Corrine has learnt to make butter by hanging a tightly lidded jar under the back of the wagon each morning, half filled with cream from the cow’s milk. The jar shakes back and forth all day and by evening, we have butter.

 

Abigail laid her pen down. She didn’t want to talk to Mimi about butter; she wanted to talk to Mimi about her feelings for Hoke.

If Mimi were here she would know what had happened just by looking at her. Abigail could hear her now.
Lord, Miz Abigail, I can’t believe you gone and kissed another man while traveling out to Mr. Robert!

Abigail had known Hoke had strong arms and shoulders, but until she measured him for the shirt, she hadn’t realized just w
hat a well-built man he was. Robert had only been a boy when they married.

Hoke was no boy.

The only thing to do was stay busy. If she kept busy she might think about Hoke less. And busyness might keep her from running to Harry Sims and confessing everything, as if telling a preacher could absolve her of her sin.
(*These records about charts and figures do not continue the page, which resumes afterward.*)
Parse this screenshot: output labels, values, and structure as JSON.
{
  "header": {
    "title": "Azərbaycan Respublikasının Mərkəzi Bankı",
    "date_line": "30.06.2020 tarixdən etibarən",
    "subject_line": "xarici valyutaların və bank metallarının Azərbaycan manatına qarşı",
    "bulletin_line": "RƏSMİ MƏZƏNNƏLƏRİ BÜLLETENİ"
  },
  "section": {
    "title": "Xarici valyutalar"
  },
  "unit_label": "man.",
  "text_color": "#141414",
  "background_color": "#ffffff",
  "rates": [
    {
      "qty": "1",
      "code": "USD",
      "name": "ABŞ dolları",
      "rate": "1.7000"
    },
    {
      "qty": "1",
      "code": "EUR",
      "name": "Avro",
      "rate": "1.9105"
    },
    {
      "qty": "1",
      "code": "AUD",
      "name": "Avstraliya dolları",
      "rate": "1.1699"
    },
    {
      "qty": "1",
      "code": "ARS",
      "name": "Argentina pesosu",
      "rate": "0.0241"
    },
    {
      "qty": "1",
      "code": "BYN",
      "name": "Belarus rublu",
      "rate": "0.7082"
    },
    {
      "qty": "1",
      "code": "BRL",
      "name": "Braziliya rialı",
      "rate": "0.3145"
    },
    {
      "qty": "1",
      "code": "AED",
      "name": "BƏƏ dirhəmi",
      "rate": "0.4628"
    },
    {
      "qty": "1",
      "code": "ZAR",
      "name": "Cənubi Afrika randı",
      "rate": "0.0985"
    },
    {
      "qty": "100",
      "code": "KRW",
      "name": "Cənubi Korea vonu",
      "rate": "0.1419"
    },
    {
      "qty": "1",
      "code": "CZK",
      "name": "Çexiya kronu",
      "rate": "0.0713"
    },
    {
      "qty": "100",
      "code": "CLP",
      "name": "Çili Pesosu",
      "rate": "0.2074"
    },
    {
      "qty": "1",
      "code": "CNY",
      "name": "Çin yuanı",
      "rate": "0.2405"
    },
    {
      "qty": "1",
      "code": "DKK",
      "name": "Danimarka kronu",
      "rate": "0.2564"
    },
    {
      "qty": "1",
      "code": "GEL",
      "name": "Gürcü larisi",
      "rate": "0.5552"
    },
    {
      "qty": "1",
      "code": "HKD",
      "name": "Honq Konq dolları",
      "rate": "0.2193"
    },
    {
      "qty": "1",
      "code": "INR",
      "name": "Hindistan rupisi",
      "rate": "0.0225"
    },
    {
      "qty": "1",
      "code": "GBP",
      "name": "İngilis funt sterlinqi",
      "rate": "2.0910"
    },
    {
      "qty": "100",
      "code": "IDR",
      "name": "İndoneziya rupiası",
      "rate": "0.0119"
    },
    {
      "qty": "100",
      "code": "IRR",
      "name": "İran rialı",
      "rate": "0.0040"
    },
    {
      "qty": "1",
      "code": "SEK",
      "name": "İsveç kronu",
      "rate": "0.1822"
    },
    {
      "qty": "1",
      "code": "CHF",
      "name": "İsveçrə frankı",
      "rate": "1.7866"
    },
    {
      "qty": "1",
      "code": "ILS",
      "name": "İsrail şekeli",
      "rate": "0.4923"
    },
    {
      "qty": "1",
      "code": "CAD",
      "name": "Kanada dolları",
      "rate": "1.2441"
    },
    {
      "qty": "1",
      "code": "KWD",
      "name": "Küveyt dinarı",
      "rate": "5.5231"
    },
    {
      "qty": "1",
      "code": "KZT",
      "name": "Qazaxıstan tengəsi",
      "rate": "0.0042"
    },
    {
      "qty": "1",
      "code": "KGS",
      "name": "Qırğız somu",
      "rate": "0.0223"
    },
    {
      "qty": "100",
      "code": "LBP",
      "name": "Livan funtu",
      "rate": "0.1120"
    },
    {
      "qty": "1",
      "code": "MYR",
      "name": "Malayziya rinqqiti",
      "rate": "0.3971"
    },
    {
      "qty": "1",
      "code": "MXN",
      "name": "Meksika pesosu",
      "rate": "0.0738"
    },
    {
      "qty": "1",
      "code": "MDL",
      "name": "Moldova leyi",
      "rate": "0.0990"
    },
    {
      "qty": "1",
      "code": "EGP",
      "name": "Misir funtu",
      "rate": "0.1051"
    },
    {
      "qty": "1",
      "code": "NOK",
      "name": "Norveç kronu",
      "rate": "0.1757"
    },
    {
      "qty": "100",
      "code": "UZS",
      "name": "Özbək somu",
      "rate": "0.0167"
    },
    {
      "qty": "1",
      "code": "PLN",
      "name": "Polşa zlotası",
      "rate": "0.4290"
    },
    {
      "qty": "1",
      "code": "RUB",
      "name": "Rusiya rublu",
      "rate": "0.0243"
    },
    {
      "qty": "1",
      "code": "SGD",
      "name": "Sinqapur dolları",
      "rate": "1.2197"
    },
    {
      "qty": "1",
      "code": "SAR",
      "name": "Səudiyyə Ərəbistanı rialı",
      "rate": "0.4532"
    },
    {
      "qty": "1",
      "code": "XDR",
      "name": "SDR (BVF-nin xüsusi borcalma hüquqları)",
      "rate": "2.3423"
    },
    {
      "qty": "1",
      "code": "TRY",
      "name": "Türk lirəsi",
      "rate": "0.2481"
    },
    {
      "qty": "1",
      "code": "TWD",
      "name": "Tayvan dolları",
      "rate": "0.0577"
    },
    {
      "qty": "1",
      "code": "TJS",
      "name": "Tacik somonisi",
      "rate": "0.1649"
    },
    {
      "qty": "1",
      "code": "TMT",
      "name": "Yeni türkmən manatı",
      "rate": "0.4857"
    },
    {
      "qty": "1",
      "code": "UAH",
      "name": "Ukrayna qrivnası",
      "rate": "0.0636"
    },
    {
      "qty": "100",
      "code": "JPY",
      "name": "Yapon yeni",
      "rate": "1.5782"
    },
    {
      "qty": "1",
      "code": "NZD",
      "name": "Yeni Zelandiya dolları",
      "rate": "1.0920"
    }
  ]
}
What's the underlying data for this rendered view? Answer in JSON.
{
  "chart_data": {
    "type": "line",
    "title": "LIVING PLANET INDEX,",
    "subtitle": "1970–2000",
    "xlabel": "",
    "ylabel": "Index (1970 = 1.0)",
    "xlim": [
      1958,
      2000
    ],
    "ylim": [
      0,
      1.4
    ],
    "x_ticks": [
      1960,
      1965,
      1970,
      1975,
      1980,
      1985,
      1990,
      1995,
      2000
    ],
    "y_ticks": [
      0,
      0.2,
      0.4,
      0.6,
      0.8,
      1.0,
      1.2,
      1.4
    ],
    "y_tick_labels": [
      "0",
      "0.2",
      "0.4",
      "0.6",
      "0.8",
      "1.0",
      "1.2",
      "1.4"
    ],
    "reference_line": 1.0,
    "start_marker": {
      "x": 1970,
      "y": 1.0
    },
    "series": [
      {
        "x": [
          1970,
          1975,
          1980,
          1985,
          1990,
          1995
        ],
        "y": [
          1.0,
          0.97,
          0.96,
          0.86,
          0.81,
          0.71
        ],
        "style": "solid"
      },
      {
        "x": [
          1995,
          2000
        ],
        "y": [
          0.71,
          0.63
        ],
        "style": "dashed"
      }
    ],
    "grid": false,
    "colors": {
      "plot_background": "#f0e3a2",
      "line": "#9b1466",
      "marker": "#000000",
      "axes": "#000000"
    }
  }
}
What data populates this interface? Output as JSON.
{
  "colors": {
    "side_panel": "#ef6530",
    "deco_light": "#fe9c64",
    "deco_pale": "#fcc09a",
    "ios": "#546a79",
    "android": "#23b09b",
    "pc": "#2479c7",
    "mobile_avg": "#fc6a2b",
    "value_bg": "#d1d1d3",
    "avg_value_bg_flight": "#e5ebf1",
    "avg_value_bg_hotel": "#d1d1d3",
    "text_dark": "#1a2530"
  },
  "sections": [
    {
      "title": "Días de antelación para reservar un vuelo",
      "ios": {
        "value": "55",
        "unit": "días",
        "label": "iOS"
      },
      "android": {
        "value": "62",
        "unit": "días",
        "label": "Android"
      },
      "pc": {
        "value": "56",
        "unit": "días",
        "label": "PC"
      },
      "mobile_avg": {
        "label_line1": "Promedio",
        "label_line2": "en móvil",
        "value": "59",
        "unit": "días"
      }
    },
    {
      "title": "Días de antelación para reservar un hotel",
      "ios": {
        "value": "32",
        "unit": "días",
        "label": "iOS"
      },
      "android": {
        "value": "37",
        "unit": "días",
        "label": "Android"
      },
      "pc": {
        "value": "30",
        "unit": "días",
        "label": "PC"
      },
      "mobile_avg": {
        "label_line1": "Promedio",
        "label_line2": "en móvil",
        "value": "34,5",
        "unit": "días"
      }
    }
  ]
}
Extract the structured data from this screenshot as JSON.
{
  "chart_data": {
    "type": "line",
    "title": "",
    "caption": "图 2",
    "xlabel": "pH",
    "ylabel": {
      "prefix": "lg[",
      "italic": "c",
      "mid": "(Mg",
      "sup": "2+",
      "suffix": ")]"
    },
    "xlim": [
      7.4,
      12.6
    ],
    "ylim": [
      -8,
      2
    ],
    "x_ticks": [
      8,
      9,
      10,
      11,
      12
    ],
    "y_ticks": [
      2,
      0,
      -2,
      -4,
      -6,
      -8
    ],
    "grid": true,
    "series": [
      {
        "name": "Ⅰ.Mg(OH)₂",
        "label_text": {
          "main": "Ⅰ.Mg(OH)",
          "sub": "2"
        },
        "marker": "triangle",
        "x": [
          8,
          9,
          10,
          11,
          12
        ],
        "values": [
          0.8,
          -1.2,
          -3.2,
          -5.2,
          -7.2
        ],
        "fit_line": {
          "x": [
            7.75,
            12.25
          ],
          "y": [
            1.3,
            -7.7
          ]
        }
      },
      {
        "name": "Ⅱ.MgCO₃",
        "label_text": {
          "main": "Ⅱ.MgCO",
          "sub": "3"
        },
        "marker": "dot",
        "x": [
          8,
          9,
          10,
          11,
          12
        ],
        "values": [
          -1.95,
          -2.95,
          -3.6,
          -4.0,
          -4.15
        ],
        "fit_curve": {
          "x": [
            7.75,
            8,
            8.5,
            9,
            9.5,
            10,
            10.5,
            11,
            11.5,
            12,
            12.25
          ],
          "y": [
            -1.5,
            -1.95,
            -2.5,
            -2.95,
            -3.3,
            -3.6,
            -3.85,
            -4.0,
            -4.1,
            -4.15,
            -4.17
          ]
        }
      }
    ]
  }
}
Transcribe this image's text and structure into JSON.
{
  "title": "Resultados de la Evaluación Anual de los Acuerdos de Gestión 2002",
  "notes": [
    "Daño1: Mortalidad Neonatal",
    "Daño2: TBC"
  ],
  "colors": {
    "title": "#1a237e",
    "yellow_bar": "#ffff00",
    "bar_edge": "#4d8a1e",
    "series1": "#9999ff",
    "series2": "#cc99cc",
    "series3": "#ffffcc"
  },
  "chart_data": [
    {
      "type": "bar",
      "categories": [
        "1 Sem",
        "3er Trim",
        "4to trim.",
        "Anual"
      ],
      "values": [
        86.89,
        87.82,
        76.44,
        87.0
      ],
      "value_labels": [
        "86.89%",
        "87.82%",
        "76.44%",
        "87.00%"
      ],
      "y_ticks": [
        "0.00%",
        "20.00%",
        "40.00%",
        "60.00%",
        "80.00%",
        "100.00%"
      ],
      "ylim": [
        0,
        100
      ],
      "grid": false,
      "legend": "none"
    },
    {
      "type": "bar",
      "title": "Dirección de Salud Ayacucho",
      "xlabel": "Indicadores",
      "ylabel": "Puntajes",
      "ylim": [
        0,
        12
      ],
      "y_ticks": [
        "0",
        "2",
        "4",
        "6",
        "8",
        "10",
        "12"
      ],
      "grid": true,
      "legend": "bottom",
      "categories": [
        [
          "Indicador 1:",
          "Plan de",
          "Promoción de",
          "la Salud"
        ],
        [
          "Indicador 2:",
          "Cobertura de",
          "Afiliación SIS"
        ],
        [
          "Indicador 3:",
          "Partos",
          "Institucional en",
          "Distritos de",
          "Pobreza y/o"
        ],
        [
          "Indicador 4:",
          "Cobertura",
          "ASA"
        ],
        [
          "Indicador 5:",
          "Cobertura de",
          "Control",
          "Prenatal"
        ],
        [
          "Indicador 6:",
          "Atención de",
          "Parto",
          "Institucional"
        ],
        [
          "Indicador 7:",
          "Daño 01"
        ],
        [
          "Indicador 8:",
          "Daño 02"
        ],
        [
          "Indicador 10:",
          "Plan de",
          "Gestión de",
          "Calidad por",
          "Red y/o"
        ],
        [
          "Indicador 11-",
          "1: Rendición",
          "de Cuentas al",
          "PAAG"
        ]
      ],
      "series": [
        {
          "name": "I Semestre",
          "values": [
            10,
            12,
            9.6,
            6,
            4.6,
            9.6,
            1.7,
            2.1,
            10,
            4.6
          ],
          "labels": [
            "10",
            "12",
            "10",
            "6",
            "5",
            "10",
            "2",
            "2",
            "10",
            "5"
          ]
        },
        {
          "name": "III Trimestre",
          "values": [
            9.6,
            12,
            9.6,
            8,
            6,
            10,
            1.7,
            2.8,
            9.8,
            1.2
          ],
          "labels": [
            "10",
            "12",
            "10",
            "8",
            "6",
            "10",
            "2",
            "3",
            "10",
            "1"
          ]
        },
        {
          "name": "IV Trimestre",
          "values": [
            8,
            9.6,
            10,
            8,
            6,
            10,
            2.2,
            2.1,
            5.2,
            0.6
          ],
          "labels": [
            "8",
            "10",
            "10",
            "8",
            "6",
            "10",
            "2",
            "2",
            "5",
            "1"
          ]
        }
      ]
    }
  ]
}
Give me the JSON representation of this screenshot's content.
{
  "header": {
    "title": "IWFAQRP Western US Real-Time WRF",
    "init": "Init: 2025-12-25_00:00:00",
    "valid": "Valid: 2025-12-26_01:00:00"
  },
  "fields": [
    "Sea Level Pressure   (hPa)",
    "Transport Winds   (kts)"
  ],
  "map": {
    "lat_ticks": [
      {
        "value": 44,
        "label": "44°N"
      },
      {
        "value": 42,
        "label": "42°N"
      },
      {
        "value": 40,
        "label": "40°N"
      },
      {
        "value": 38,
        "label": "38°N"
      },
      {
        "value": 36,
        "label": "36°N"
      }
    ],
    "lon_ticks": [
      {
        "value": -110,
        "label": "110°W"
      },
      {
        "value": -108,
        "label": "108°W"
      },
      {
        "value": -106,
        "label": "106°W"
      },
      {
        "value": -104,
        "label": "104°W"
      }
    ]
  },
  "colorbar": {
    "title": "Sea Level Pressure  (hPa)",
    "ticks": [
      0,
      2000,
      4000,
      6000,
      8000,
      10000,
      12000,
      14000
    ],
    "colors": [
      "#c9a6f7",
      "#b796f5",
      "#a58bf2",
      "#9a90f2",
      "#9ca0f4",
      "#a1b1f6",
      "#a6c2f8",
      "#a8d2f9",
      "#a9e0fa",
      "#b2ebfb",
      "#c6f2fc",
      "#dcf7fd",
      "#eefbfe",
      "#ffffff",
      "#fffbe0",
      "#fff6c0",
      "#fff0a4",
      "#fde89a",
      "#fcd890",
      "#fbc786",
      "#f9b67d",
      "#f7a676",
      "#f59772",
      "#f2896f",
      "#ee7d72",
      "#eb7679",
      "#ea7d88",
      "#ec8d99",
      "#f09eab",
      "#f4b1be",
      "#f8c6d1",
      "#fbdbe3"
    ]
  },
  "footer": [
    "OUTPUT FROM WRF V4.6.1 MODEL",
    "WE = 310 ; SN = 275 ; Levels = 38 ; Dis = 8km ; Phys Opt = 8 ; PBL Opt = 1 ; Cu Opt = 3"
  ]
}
Her two wagons had been among the first lowered down that day. It was rare for her to have time to use the lockstitch machine in the daylight. The train only stopped on Sundays, and Sundays were supposed to be a day of rest, although she cheated and washed the laundry.

So Abigail had stayed busy by sewing. And look where it had led her . . . right back to Hoke’s wagon and Hoke with his shirt off! She had actually started to tell him she’d thought green would look good with the gold of his eyes.

Abigail was cloaked in self-reproach.

Thank God it had only been Orin who’d come around the corner. What if it had been one of her children?

If Orin told anyone, she could expose him for what he’d said to her, but the damage would still be done. She wondered how badly it would hurt Charlie, Corrine, Jacob, and Lina if Orin told them what he saw.